As CMS moved to implement the demonstration project, THE DARK REPORT has been critical of the procedures CMS followed. In a special issue devoted to the Medicare Laboratory Competitive Bidding Demonstration Project, THE DARK REPORT explained in detail many of the steps CMS failed to follow. (See TDR, December 31, 2007.)

Now several of those same procedural issues are at the heart of the court’s decision, raising previous questions about whether CMS will go be able to go forward with this project in the coming months.
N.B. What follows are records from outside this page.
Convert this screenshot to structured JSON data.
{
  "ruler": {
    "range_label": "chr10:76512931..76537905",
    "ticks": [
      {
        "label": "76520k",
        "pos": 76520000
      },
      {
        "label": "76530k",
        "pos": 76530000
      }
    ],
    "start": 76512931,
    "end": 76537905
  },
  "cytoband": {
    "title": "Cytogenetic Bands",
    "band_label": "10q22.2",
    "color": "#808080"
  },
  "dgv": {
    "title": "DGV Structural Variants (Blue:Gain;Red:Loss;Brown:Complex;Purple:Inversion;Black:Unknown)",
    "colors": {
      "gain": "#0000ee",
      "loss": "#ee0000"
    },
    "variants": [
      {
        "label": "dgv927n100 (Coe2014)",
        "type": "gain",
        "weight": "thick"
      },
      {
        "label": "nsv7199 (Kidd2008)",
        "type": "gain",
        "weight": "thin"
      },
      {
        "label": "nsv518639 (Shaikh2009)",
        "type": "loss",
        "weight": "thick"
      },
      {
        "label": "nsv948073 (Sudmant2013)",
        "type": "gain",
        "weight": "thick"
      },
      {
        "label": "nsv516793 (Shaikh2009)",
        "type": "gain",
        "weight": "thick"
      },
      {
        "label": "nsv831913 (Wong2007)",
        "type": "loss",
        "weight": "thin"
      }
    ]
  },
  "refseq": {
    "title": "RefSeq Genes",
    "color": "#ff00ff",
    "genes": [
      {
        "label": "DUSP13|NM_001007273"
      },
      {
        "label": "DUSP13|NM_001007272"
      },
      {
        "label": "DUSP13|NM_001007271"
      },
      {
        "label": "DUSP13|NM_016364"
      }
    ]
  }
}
San Diego Judge’s Ruling May Help Repeal of Law

ANOTHER BENEFIT TO THE DECISION in the San Diego Medicare laboratory competitive bidding case is that it gives us breathing room to get Congress to put a stake through the heart of the laboratory competitive bidding demonstration project,” declared Alan Mertz, President of the American Clinical Laboratory Association (ACLA) in Washington, DC. “In fact, the judge’s decision bolsters our arguments, and legislation to repeal the project is gaining steam in Congress.”

Legislation introduced in the U.S. House of Representatives (HR 3453) has 40 bipartisan co-sponsors. A similar Senate bill (S.2099) has eight bipartisan co-sponsors.

“The judge was crystal clear in finding that both laboratories and patients could be hurt,” Mertz added. “ACLA applauds the court for recognizing the harm this project will cause and for highlighting the fatal flaws in this project. Now it is time for Congress to finish the job and repeal this ill-conceived project.

“Senator Max Baucus (D-MT) has said he intends to move a Medicare package to the floor of the U.S. Senate early next month,” Mertz continued. “We are urging Congress to include our legislation to eliminate the demonstration project in that Medicare package.”

 

Federal Attorneys Had Tough Week on Lab Cases

LAWYERS FOR THE federal Centers for Medicare & Medicaid Services (CMS) had a tough time in the past few weeks in cases involving laboratory testing services.

First, on March 31, U.S. District Judge Rosemary M. Collyer granted a temporary injunction stopping CMS from implementing the anti-markup regulation that affected only anatomic pathology condo/pod labs. That was a legal victory for UroPath, Inc. and its affiliates, in the lawsuit they had filed in federal district court in Washington, DC. (See pages 8-9.)

Next, CMS lost an important decision on Friday, April 4, when U.S. District Judge Thomas J. Whelan agreed to hear arguments from three San Diego laboratories in their case against CMS. That ruling meant that Whelan would hear arguments from the labs for a preliminary injunction against CMS for implementing the Medicare Laboratory Competitive Bidding Demonstration Project in the San Diego-Carlsbad-San Marcos metropolitan statistical area (MSA).

Then, on April 9, Whelan issued the most significant decision in that case so far when he basically agreed with the arguments of attorney Patric Hooper of Hooper Lundy & Bookman in Los Angeles and issued the preliminary injunction. Hooper represents the three San Diego labs that sued CMS: Sharp Healthcare, Scripps Health, and Internist Laboratory.